GitHub recently announced an update to its repository policy effective April 24, 2026, planning to utilize user interaction data to train its AI models. This data collection covers Copilot Free, Pro, and Pro+ users, specifically including model inputs and outputs, code snippets, contextual information, repository structures, and chat interaction logs.
GitHub's Chief Product Officer, Mario Rodriguez, stated that the introduction of interaction data aims to improve the accuracy and security of the model's code suggestions, noting that pre-testing with Microsoft's internal data has significantly increased suggestion acceptance rates. Notably, the policy adopts an "opt-in by default" mechanism, requiring affected users to manually disable the relevant option in their privacy settings to opt out, which has sparked widespread discussion in the developer community regarding the definition of private repositories and data ownership.

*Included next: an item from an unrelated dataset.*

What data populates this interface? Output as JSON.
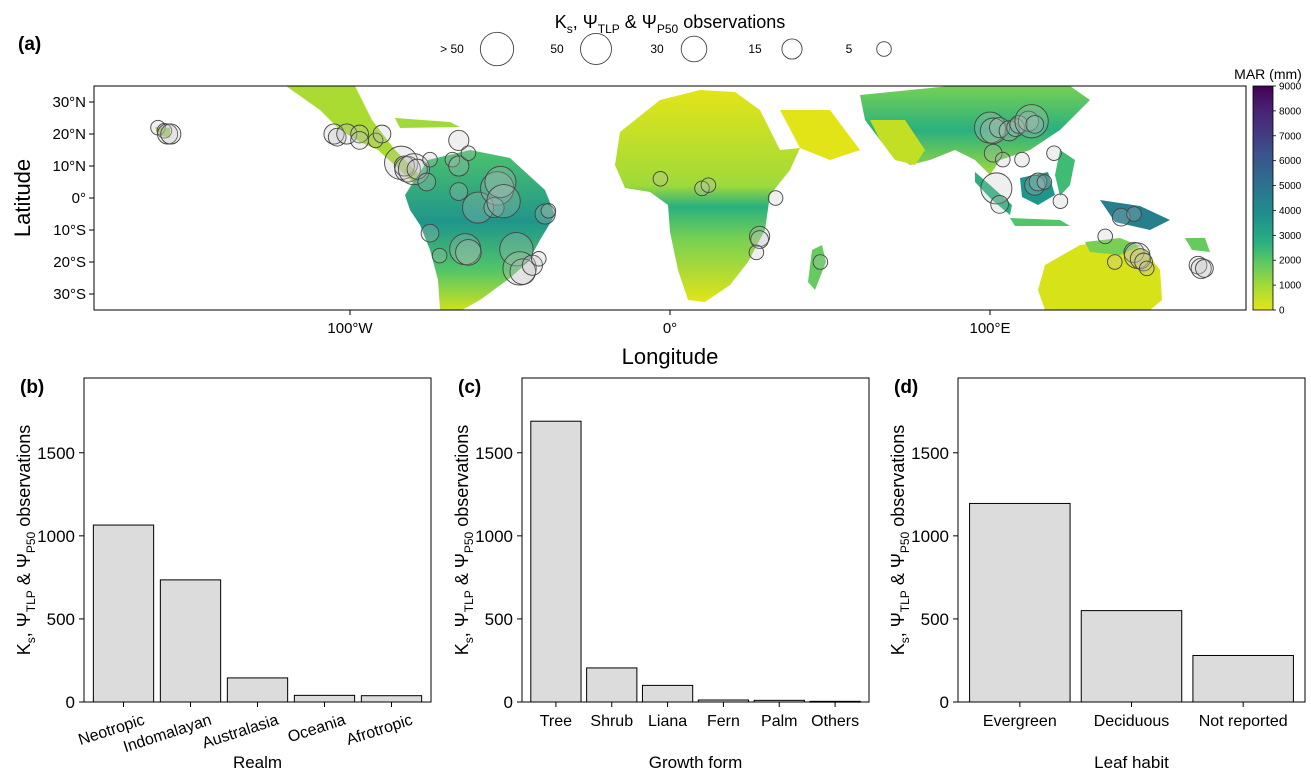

Currently, Copilot Business, Enterprise users bound by contract terms, and educational users are temporarily unaffected by this change. GitHub emphasized in its statement that this move aligns with industry practices commonly adopted by major players like Anthropic, JetBrains, and Microsoft. However, incorporating private repository code into training datasets essentially challenges the traditional boundaries of "private" concepts, even though GitHub claims its purpose is to optimize development workflows.
From an industry perspective, as high-quality public code data becomes increasingly scarce, leading AI vendors are accelerating their shift toward mining "deep data" such as private interaction data to seek performance gains in models. This policy shift not only marks GitHub's further tilt from an open-source hosting platform toward a closed-loop AI training ecosystem but also signals that the AI developer tools sector is entering a new stage of博弈 between data compliance and model evolution.